The Raven boy at once took his snowshoes and set off for the south. For many days he traveled, and the darkness was always the same. When he had gone a very long way he saw far in front of him a ray of light, and then he felt encouraged. As he hurried on the light showed again, plainer than before, and then vanished and appeared at intervals. At last he came to a large hill, one side of which was in a bright light while the other appeared in the blackness of night. In front of him and close to the hill the boy saw a hut with a man near by who was shoveling snow from the front of it.
The man was tossing the snow high in the air, and each time that he did this the light became obscured, thus causing the alternations of light and darkness which the boy had seen as he approached. Close beside the house he saw the light he had come in search of, looking like a large ball of fire. Then the boy stopped and began to plan how to secure the light and the shovel from the man.
After a time he walked up to the man and said, “Why are you throwing up the snow and hiding the light from our village?” The man stopped, looked up, and said, “I am only cleaning away the snow from my door; I am not hiding the light. But who are yon, and whence did you come?” “It is so dark at our village that I did not like to live there, so I came here to live with you,” said the boy. “What, all the time?” asked the man. “Yes,” replied the boy.

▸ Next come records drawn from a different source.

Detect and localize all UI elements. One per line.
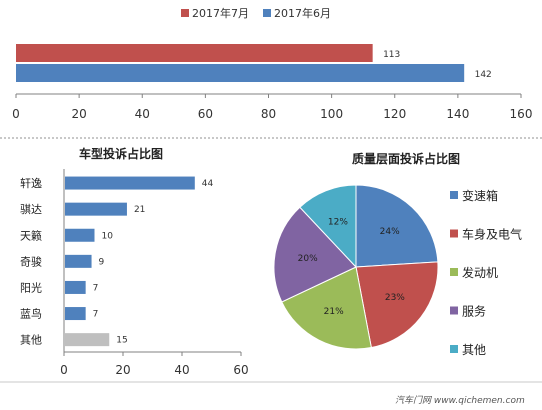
x-tick-label: 0 xyxy=(12,107,20,121)
legend-label: 其他 xyxy=(462,343,486,357)
pie-slice xyxy=(273,206,357,303)
x-tick-label: 160 xyxy=(510,107,533,121)
bar xyxy=(65,280,86,294)
data-label: 15 xyxy=(116,336,127,346)
category-label: 轩逸 xyxy=(20,176,42,190)
bar xyxy=(65,202,127,216)
bar xyxy=(65,254,92,268)
legend-label-jun: 2017年6月 xyxy=(274,6,331,20)
legend-swatch xyxy=(450,345,458,353)
category-label: 天籁 xyxy=(20,228,42,242)
pie-slice xyxy=(299,184,357,269)
quality-complaint-pie-chart: 质量层面投诉占比图 24% 23% 21% 20% 12% 变速箱车身及电气发动机服务其… xyxy=(273,151,522,357)
data-label: 9 xyxy=(99,257,105,267)
x-tick-label: 20 xyxy=(71,107,86,121)
slice-label: 23% xyxy=(385,293,405,303)
watermark-text: 汽车门网 www.qichemen.com xyxy=(395,395,525,406)
x-tick-label: 20 xyxy=(115,363,130,377)
category-label: 其他 xyxy=(20,334,42,347)
category-label: 奇骏 xyxy=(20,254,42,268)
x-tick-label: 0 xyxy=(60,363,68,377)
bar-jul xyxy=(16,44,373,62)
x-tick-label: 40 xyxy=(135,107,150,121)
legend-label: 发动机 xyxy=(462,265,498,280)
data-label: 7 xyxy=(93,283,99,293)
x-tick-label: 80 xyxy=(261,107,276,121)
data-label: 44 xyxy=(202,179,214,189)
legend-label: 服务 xyxy=(462,304,486,319)
legend-label: 车身及电气 xyxy=(462,227,522,242)
data-label: 21 xyxy=(134,205,145,215)
legend-swatch xyxy=(450,268,458,276)
pie-slice xyxy=(281,266,372,350)
x-tick-label: 100 xyxy=(320,107,343,121)
bar-jun xyxy=(16,64,465,82)
legend: 2017年7月 2017年6月 xyxy=(181,6,331,20)
x-tick-label: 120 xyxy=(383,107,406,121)
data-label: 10 xyxy=(102,231,114,241)
x-tick-label: 140 xyxy=(446,107,469,121)
legend-swatch-jul xyxy=(181,9,189,17)
category-label: 骐达 xyxy=(20,203,42,216)
x-tick-label: 40 xyxy=(174,363,189,377)
data-label: 142 xyxy=(475,70,492,80)
slice-label: 12% xyxy=(328,217,348,227)
pie-slice xyxy=(355,261,439,349)
data-label: 113 xyxy=(383,50,400,60)
bar xyxy=(65,228,95,242)
pie-slice xyxy=(355,184,439,268)
legend-swatch xyxy=(450,229,458,238)
legend-swatch xyxy=(450,306,458,315)
bar xyxy=(65,176,195,190)
legend-label: 变速箱 xyxy=(462,188,498,203)
monthly-comparison-chart: 2017年7月 2017年6月 113 142 0 20 40 60 80 100 120 14… xyxy=(12,6,532,121)
data-label: 7 xyxy=(93,310,99,320)
bar xyxy=(65,307,86,321)
category-label: 蓝鸟 xyxy=(20,307,42,321)
slice-label: 21% xyxy=(324,307,344,317)
legend-swatch xyxy=(450,191,458,199)
slice-label: 24% xyxy=(380,227,400,237)
x-tick-label: 60 xyxy=(233,363,248,377)
category-label: 阳光 xyxy=(20,280,42,294)
chart-title-quality: 质量层面投诉占比图 xyxy=(352,151,460,166)
chart-title-models: 车型投诉占比图 xyxy=(79,146,163,161)
x-tick-label: 60 xyxy=(198,107,213,121)
slice-label: 20% xyxy=(298,254,318,264)
bar xyxy=(65,333,110,347)
legend-swatch-jun xyxy=(263,9,271,17)
legend-label-jul: 2017年7月 xyxy=(192,6,249,20)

The man then said, “It is well; come into the house with me,” and he dropped his shovel on the ground, and, stooping down, led the way through the underground passage into the house, letting the curtain fall in front of the door as he passed, thinking the boy was close behind him.
The moment the door flap fell behind the man as he entered, the boy caught up the ball of light and pat it in the turned up flap of his fur coat in front; then, catching up the shovel in one hand, he fled away to the north, running until his feet became tired; then by means of his magic coat he changed into a raven and flew as fast as his wings would carry him. Behind he heard the frightful shrieks and cries of the old man, following fast in pursuit. When the old man saw that he could not overtake the Raven he cried out, “Nevermind; you may keep the light, but give me my shovel.”

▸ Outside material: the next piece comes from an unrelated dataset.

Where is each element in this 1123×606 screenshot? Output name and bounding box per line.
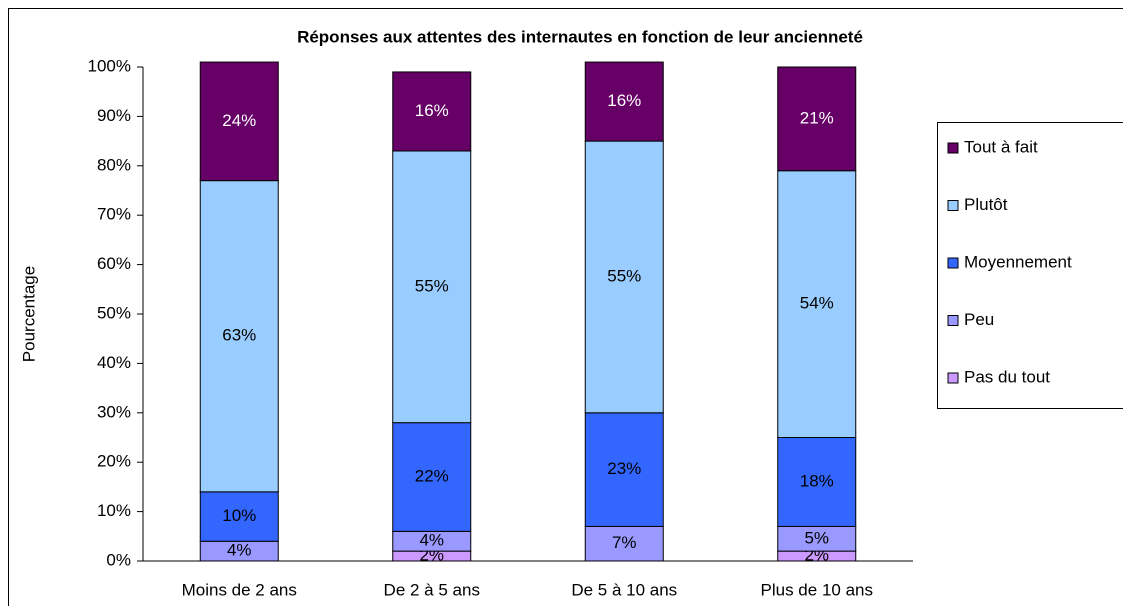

To this the boy answered, “No; you made our village dark and you can not have your shovel,” and Raven flew off, leaving him. As Raven traveled to his home he broke off a piece of the light and threw it away, thus making day. Then he went on for a long time in dark ness and then threw out another piece of light, making it day again. This he continued to do at intervals until he reached the outside of the kashim in his own village, when he threw away the last piece. Then he went into the kashim and said, “Now, you good-for-nothing shamans, you see I have brought back the light, and it will be light and then dark so as to make day and night,” and the shamans could not answer him.
After this the Raven boy went out upon the ice, for his home was on the seacoast, and a great wind arose, drifting him with the ice across the sea to the land on the other shore. There he found a village of people and took a wife from among them, living with her people until he had three daughters and four sons. In time he became very old and told his children how he had come to their country, and after telling them that they must go to the land whence he came, he died.

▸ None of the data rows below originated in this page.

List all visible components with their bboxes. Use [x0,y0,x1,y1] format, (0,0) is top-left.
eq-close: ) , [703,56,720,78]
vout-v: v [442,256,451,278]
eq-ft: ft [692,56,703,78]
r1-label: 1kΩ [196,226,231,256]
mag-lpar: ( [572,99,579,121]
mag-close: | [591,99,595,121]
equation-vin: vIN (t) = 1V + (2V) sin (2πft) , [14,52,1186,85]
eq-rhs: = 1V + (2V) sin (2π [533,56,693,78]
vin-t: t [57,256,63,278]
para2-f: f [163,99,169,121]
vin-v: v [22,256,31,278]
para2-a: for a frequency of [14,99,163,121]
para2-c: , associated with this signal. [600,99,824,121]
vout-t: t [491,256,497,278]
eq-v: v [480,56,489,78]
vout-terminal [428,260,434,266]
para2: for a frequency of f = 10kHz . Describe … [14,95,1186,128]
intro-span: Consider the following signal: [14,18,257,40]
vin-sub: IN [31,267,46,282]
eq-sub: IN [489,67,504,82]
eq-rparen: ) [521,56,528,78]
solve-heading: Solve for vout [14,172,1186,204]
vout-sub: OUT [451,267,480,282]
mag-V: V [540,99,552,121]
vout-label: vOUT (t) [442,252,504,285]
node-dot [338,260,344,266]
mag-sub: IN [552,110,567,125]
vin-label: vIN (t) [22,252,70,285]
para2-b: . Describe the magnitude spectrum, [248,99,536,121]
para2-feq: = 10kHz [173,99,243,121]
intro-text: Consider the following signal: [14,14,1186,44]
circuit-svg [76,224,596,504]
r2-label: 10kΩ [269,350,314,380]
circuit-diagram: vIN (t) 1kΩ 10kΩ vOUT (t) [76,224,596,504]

Raven’s children then went away as he had directed them, and finally they came to their father’s land. There they became ravens, and their descendants afterward forgot how to change themselves into people and so have continued to be ravens to this day.
At Raven’s village day and night follow each other as he told them it would, and the length of each was unequal, as sometimes Raven traveled a long time without throwing out any light and again he threw out the light at frequent intervals, so that the nights were very short, and thus they have continued.